Una relazione della Corte dei Conti europea evidenzia come gli Stati Ue e la Commissione europea non abbiano fatto abbastanza per dimostrare che i 100 miliardi di euro stanziati per lo sviluppo rurale nel periodo 2007-2013, siano stati spesi bene.

Una relazione della Corte dei Conti europea evidenzia come gli Stati Ue e la Commissione europea non abbiano fatto abbastanza per dimostrare che i 100 miliardi di euro stanziati per lo sviluppo rurale nel periodo 2007-2013, siano stati spesi bene. Secondo la Corte, gli attuali meccanismi di monitoraggio e valutazione non sono stati in grado di fornire tempestivamente i dati necessari per adottare decisioni informate sulle misure più efficaci e più efficienti in vista della preparazione della politica di sviluppo rurale per il periodo 2014-2020 e le Autorità nazionali e regionali competenti hanno mostrato scarso interesse per i risultati conseguiti attraverso i propri Programmi di Sviluppo Rurale (PSR).

Non solo, nella relazione si legge che le Regioni e la Commissione si sono concentrati troppo sullo spesa delle risorse finanziarie destinate allo sviluppo rurale e non abbastanza sui risultati. La Commissione ha accettato inoltre dei PSR di alcuni Paesi Ue che avevano obiettivi vaghi e indeterminati e che non specificavano cosa i programmi dovessero realmente conseguire.

Si sono inoltre evidenziate le debolezze nel monitoraggio e nella valutazione, attuati a livello nazionale e regionale che, tra l’altro, hanno fornito informazioni non affidabili.

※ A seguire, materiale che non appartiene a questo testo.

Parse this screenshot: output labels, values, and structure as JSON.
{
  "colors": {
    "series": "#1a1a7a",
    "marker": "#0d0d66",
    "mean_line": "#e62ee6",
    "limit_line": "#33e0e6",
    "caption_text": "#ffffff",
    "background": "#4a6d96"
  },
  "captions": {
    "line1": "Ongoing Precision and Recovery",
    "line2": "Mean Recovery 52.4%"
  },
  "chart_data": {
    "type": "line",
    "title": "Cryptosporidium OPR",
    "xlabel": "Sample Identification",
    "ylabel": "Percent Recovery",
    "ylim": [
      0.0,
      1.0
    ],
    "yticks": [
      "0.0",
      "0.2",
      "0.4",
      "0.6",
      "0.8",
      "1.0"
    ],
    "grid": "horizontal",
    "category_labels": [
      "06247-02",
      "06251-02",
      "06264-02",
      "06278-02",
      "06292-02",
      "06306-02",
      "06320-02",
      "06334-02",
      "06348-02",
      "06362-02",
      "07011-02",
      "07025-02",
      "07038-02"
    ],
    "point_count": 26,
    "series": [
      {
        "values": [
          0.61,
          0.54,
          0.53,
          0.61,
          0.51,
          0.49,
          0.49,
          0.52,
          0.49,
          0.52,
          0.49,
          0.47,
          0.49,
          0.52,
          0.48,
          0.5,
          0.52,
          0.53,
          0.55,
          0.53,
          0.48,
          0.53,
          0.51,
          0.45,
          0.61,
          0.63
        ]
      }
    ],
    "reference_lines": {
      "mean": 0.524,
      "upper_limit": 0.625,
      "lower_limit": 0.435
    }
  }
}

Oltre a ciò, la relazione della Corte riporta che la rendicontazione dei risultati ottenuti è stata inadeguata, sottolineando come la Commissione e gli Stati Ue non abbiano fatto buon uso delle informazioni disponibili in materia di risultati per migliorare l'efficacia e l'efficienza della spesa destinata allo sviluppo rurale.

Le criticità emerse nell’audit operato dalla Corte minerebbero, dunque, la certezza che il bilancio dell'Ue sia stato speso bene. Sulla base di quanto emerso la Corte dei Conti europea raccomanda che nella fase finale dell'attuale programmazione 2007-2013 vengano apportati dei miglioramenti nelle attività di monitoraggio e di valutazione. Questo monito dovrà inoltre servire per partire con il piede giusto nella nuova programmazione 2014-2020.